I don’t know of any definitive best practices related to who sends an e-newsletter (do you?), and I could only find one suggestion that having a newsletter come from a senior leader could “heighten the interest in the content.” That might work the first time, but employees are unlikely to believe a CEO is the person pulling together and sending out a newsletter.
My advice: make the publication editor the sender, or use the newsletter name (“firstname.lastname@example.org”) to avoid issues with staff changes. “Internal Communications” is too vague; you want a person, someone people feel they can contact with comments. They likely won’t, but want to have that option.

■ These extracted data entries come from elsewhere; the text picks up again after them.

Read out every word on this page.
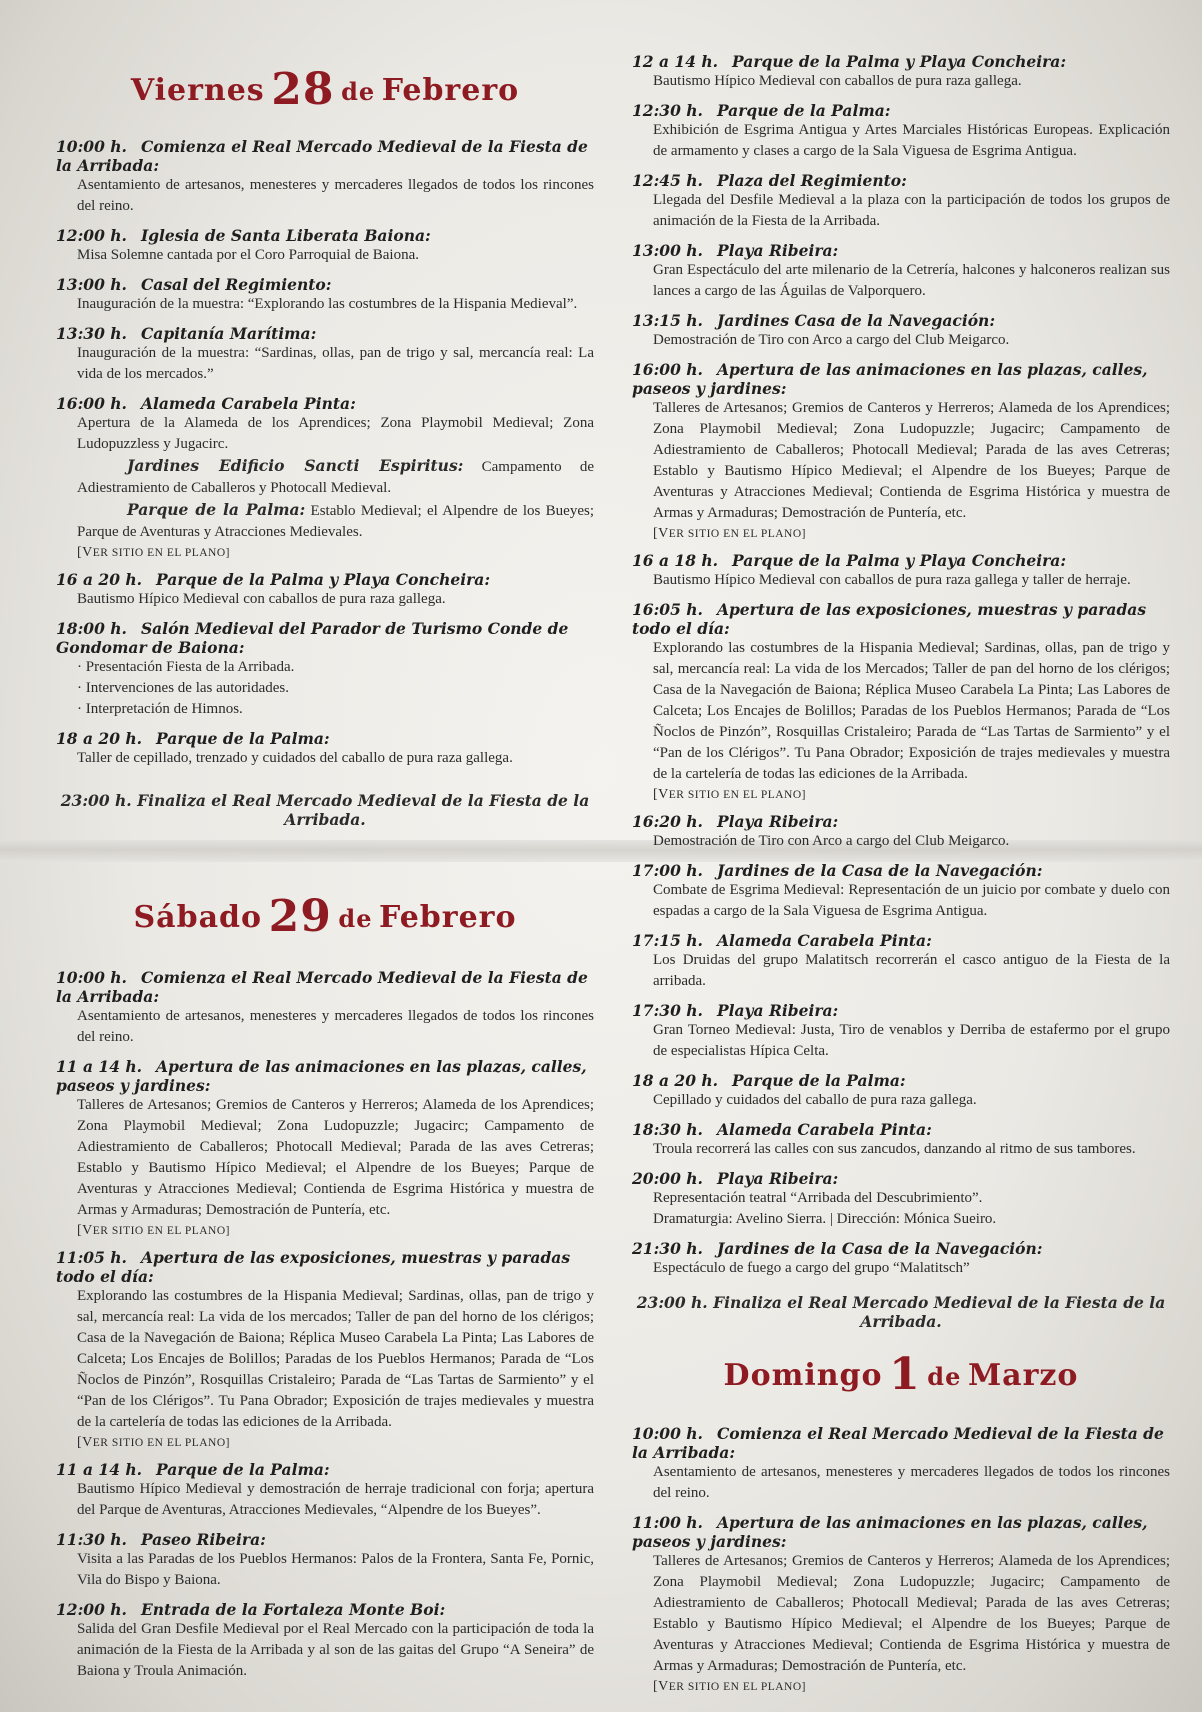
Viernes 28 de Febrero
10:00 h. Comienza el Real Mercado Medieval de la Fiesta de la Arribada:

Asentamiento de artesanos, menesteres y mercaderes llegados de todos los rincones del reino.

12:00 h. Iglesia de Santa Liberata Baiona:

Misa Solemne cantada por el Coro Parroquial de Baiona.

13:00 h. Casal del Regimiento:

Inauguración de la muestra: “Explorando las costumbres de la Hispania Medieval”.

13:30 h. Capitanía Marítima:

Inauguración de la muestra: “Sardinas, ollas, pan de trigo y sal, mercancía real: La vida de los mercados.”

16:00 h. Alameda Carabela Pinta:

Apertura de la Alameda de los Aprendices; Zona Playmobil Medieval; Zona Ludopuzzless y Jugacirc.

Jardines Edificio Sancti Espiritus: Campamento de Adiestramiento de Caballeros y Photocall Medieval.

Parque de la Palma: Establo Medieval; el Alpendre de los Bueyes; Parque de Aventuras y Atracciones Medievales.

[VER SITIO EN EL PLANO]
16 a 20 h. Parque de la Palma y Playa Concheira:

Bautismo Hípico Medieval con caballos de pura raza gallega.

18:00 h. Salón Medieval del Parador de Turismo Conde de Gondomar de Baiona:
· Presentación Fiesta de la Arribada.
· Intervenciones de las autoridades.
· Interpretación de Himnos.
18 a 20 h. Parque de la Palma:

Taller de cepillado, trenzado y cuidados del caballo de pura raza gallega.

23:00 h. Finaliza el Real Mercado Medieval de la Fiesta de la Arribada.
Sábado 29 de Febrero
10:00 h. Comienza el Real Mercado Medieval de la Fiesta de la Arribada:

Asentamiento de artesanos, menesteres y mercaderes llegados de todos los rincones del reino.

11 a 14 h. Apertura de las animaciones en las plazas, calles, paseos y jardines:

Talleres de Artesanos; Gremios de Canteros y Herreros; Alameda de los Aprendices; Zona Playmobil Medieval; Zona Ludopuzzle; Jugacirc; Campamento de Adiestramiento de Caballeros; Photocall Medieval; Parada de las aves Cetreras; Establo y Bautismo Hípico Medieval; el Alpendre de los Bueyes; Parque de Aventuras y Atracciones Medieval; Contienda de Esgrima Histórica y muestra de Armas y Armaduras; Demostración de Puntería, etc.

[VER SITIO EN EL PLANO]
11:05 h. Apertura de las exposiciones, muestras y paradas todo el día:

Explorando las costumbres de la Hispania Medieval; Sardinas, ollas, pan de trigo y sal, mercancía real: La vida de los mercados; Taller de pan del horno de los clérigos; Casa de la Navegación de Baiona; Réplica Museo Carabela La Pinta; Las Labores de Calceta; Los Encajes de Bolillos; Paradas de los Pueblos Hermanos; Parada de “Los Ñoclos de Pinzón”, Rosquillas Cristaleiro; Parada de “Las Tartas de Sarmiento” y el “Pan de los Clérigos”. Tu Pana Obrador; Exposición de trajes medievales y muestra de la cartelería de todas las ediciones de la Arribada.

[VER SITIO EN EL PLANO]
11 a 14 h. Parque de la Palma:

Bautismo Hípico Medieval y demostración de herraje tradicional con forja; apertura del Parque de Aventuras, Atracciones Medievales, “Alpendre de los Bueyes”.

11:30 h. Paseo Ribeira:

Visita a las Paradas de los Pueblos Hermanos: Palos de la Frontera, Santa Fe, Pornic, Vila do Bispo y Baiona.

12:00 h. Entrada de la Fortaleza Monte Boi:

Salida del Gran Desfile Medieval por el Real Mercado con la participación de toda la animación de la Fiesta de la Arribada y al son de las gaitas del Grupo “A Seneira” de Baiona y Troula Animación.

12 a 14 h. Parque de la Palma y Playa Concheira:

Bautismo Hípico Medieval con caballos de pura raza gallega.

12:30 h. Parque de la Palma:

Exhibición de Esgrima Antigua y Artes Marciales Históricas Europeas. Explicación de armamento y clases a cargo de la Sala Viguesa de Esgrima Antigua.

12:45 h. Plaza del Regimiento:

Llegada del Desfile Medieval a la plaza con la participación de todos los grupos de animación de la Fiesta de la Arribada.

13:00 h. Playa Ribeira:

Gran Espectáculo del arte milenario de la Cetrería, halcones y halconeros realizan sus lances a cargo de las Águilas de Valporquero.

13:15 h. Jardines Casa de la Navegación:

Demostración de Tiro con Arco a cargo del Club Meigarco.

16:00 h. Apertura de las animaciones en las plazas, calles, paseos y jardines:

Talleres de Artesanos; Gremios de Canteros y Herreros; Alameda de los Aprendices; Zona Playmobil Medieval; Zona Ludopuzzle; Jugacirc; Campamento de Adiestramiento de Caballeros; Photocall Medieval; Parada de las aves Cetreras; Establo y Bautismo Hípico Medieval; el Alpendre de los Bueyes; Parque de Aventuras y Atracciones Medieval; Contienda de Esgrima Histórica y muestra de Armas y Armaduras; Demostración de Puntería, etc.

[VER SITIO EN EL PLANO]
16 a 18 h. Parque de la Palma y Playa Concheira:

Bautismo Hípico Medieval con caballos de pura raza gallega y taller de herraje.

16:05 h. Apertura de las exposiciones, muestras y paradas todo el día:

Explorando las costumbres de la Hispania Medieval; Sardinas, ollas, pan de trigo y sal, mercancía real: La vida de los Mercados; Taller de pan del horno de los clérigos; Casa de la Navegación de Baiona; Réplica Museo Carabela La Pinta; Las Labores de Calceta; Los Encajes de Bolillos; Paradas de los Pueblos Hermanos; Parada de “Los Ñoclos de Pinzón”, Rosquillas Cristaleiro; Parada de “Las Tartas de Sarmiento” y el “Pan de los Clérigos”. Tu Pana Obrador; Exposición de trajes medievales y muestra de la cartelería de todas las ediciones de la Arribada.

[VER SITIO EN EL PLANO]
16:20 h. Playa Ribeira:

Demostración de Tiro con Arco a cargo del Club Meigarco.

17:00 h. Jardines de la Casa de la Navegación:

Combate de Esgrima Medieval: Representación de un juicio por combate y duelo con espadas a cargo de la Sala Viguesa de Esgrima Antigua.

17:15 h. Alameda Carabela Pinta:

Los Druidas del grupo Malatitsch recorrerán el casco antiguo de la Fiesta de la arribada.

17:30 h. Playa Ribeira:

Gran Torneo Medieval: Justa, Tiro de venablos y Derriba de estafermo por el grupo de especialistas Hípica Celta.

18 a 20 h. Parque de la Palma:

Cepillado y cuidados del caballo de pura raza gallega.

18:30 h. Alameda Carabela Pinta:

Troula recorrerá las calles con sus zancudos, danzando al ritmo de sus tambores.

20:00 h. Playa Ribeira:

Representación teatral “Arribada del Descubrimiento”.

Dramaturgia: Avelino Sierra. | Dirección: Mónica Sueiro.

21:30 h. Jardines de la Casa de la Navegación:

Espectáculo de fuego a cargo del grupo “Malatitsch”

23:00 h. Finaliza el Real Mercado Medieval de la Fiesta de la Arribada.
Domingo 1 de Marzo
10:00 h. Comienza el Real Mercado Medieval de la Fiesta de la Arribada:

Asentamiento de artesanos, menesteres y mercaderes llegados de todos los rincones del reino.

11:00 h. Apertura de las animaciones en las plazas, calles, paseos y jardines:

Talleres de Artesanos; Gremios de Canteros y Herreros; Alameda de los Aprendices; Zona Playmobil Medieval; Zona Ludopuzzle; Jugacirc; Campamento de Adiestramiento de Caballeros; Photocall Medieval; Parada de las aves Cetreras; Establo y Bautismo Hípico Medieval; el Alpendre de los Bueyes; Parque de Aventuras y Atracciones Medieval; Contienda de Esgrima Histórica y muestra de Armas y Armaduras; Demostración de Puntería, etc.

[VER SITIO EN EL PLANO]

Rather than worry about the sender, what’s more important with newsletters is to:
- Focus on providing content employees will find useful, relevant and interesting. Miss this, and you’ll teach employees they can safely ignore future emails. GetResponse says employees “should be reading internal newsletters because they find them interesting or engaging, not because the boss demands them to do so.”
- Target your communication. SnapComms says, “You may want to categorize employees according to their channel preferences i.e. remote workers may be best served with SMS; call-center agents may be more responsive to scrolling desktop tickers; shop floor workers may prefer digital signage.” You might also look at customizing according to geography and interests, allowing employees to sign up for the regions and topics they want to receive in a custom feed.
- Highlight something of interest in the subject line, not just “August newsletter.” Why should employees open it? Nielsen Norman Group says of e-newsletters in general, “We recommend including content from the issue in each subject line, even though it’s a difficult job to write good microcontent within the fifty- to sixty-character limit that many email services impose.”